None for the Road


It happens more than you think: In the walk-in, behind the bar, in the restroom, in the parking lot, and even in the manager’s office. Unfortunately, nobody sees it, nobody talks about it, and nobody wants to believe it’s happening. A recent study by the National Survey on Drug Use and Health shows the reality, though. A reported 16.9 percent of employees in food service and hospitality have an alcohol or drug abuse problem and the food service industry has the highest rate of illegal drug use of all industries.

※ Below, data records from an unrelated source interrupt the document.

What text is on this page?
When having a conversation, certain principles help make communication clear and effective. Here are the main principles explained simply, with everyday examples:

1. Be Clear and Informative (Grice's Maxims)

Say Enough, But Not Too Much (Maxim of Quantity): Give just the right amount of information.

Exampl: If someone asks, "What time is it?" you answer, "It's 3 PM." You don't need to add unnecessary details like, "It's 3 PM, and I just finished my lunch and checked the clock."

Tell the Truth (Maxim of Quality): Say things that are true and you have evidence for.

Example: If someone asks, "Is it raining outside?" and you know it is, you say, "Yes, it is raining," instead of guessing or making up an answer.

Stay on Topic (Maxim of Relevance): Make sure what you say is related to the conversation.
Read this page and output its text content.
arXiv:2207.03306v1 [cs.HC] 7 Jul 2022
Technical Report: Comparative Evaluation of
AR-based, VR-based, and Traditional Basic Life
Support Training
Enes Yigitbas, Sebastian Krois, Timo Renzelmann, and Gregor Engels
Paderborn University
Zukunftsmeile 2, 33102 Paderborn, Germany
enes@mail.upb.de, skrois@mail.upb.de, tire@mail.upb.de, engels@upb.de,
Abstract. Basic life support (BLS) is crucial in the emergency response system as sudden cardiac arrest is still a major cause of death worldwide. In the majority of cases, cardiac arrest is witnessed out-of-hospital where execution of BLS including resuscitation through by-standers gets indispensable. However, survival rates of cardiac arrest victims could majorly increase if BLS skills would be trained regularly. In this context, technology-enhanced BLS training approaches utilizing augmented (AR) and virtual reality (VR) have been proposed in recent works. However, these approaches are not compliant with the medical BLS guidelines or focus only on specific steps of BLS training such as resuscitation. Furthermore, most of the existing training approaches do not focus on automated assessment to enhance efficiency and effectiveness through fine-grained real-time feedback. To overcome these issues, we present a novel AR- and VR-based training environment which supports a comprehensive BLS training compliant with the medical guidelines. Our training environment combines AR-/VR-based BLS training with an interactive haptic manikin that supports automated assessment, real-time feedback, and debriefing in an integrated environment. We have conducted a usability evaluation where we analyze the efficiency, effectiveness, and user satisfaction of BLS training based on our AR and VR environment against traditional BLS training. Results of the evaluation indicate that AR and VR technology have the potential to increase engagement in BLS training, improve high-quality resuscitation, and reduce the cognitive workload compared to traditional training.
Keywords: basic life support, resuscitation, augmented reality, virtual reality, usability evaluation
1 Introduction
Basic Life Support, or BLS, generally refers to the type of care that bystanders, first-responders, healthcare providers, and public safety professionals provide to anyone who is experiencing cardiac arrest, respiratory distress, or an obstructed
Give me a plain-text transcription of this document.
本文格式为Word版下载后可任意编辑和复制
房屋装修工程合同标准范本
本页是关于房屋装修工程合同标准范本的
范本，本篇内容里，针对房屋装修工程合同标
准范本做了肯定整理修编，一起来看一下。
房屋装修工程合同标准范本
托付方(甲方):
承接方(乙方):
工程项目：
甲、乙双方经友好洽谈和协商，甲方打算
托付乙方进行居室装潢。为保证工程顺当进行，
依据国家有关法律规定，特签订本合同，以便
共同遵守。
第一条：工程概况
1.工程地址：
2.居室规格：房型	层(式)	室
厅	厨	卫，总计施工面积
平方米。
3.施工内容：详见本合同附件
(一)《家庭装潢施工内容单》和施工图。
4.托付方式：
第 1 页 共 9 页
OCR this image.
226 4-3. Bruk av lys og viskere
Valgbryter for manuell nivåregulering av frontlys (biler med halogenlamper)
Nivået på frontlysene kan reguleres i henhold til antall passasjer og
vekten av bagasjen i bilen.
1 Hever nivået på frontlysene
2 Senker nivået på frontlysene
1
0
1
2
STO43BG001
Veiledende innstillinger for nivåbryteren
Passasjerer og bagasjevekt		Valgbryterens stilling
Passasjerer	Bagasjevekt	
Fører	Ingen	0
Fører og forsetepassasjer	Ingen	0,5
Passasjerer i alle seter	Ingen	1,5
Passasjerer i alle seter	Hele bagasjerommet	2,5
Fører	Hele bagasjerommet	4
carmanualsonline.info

It’s time to recognize that alcohol and drug abuse problems could be affecting your restaurant, too, and you simply can’t afford to ignore them. Employees under the influence of drugs and alcohol are, at best, unable to do their jobs effectively. At worst, they’re accidents waiting to happen. Would you want an impaired server taking care of your guests? Worse – would you want them operating the slicer?

For the most part, what your employees do in their off-hours is their business. However, if they show up for work under the influence of alcohol or drugs, it becomes your business and you must be prepared to deal with it.

Your Restaurant’s Alcohol and Drug Abuse Policy

Start now. Before you’re even aware of a problem, create a written alcohol and drug abuse policy. If you wait until someone comes into work impaired before you implement the policy, you’ll probably encounter resistance when you have to act on a suspicion. If you have a set policy from the beginning, employees will understand what you expect.

What you choose to include in your policy is up to you and the legal mandates of your state. Many companies still rely on random drug testing as a deterrent to alcohol and drug abuse on the job. Other companies believe confronting the suspected abuser in an open, non-threatening way leads to more desirable results. When you detect a staff member with an alcohol or drug abuse problem, take action swiftly but compassionately.

Your alcohol and drug abuse policy should specify actions to take, and you should apply them consistently. If it’s the first offense, consider offering a leave or flexibility for treatment, and if necessary and possible, refer the employee to local resources. After the first offense, though, you may have to cut your losses and let the person go. The risks to your business are just too great. You simply can’t afford to let someone who is likely to be impaired work in an environment where you hold the public trust. It’s not good for you, your customers, or the rest of your restaurant team.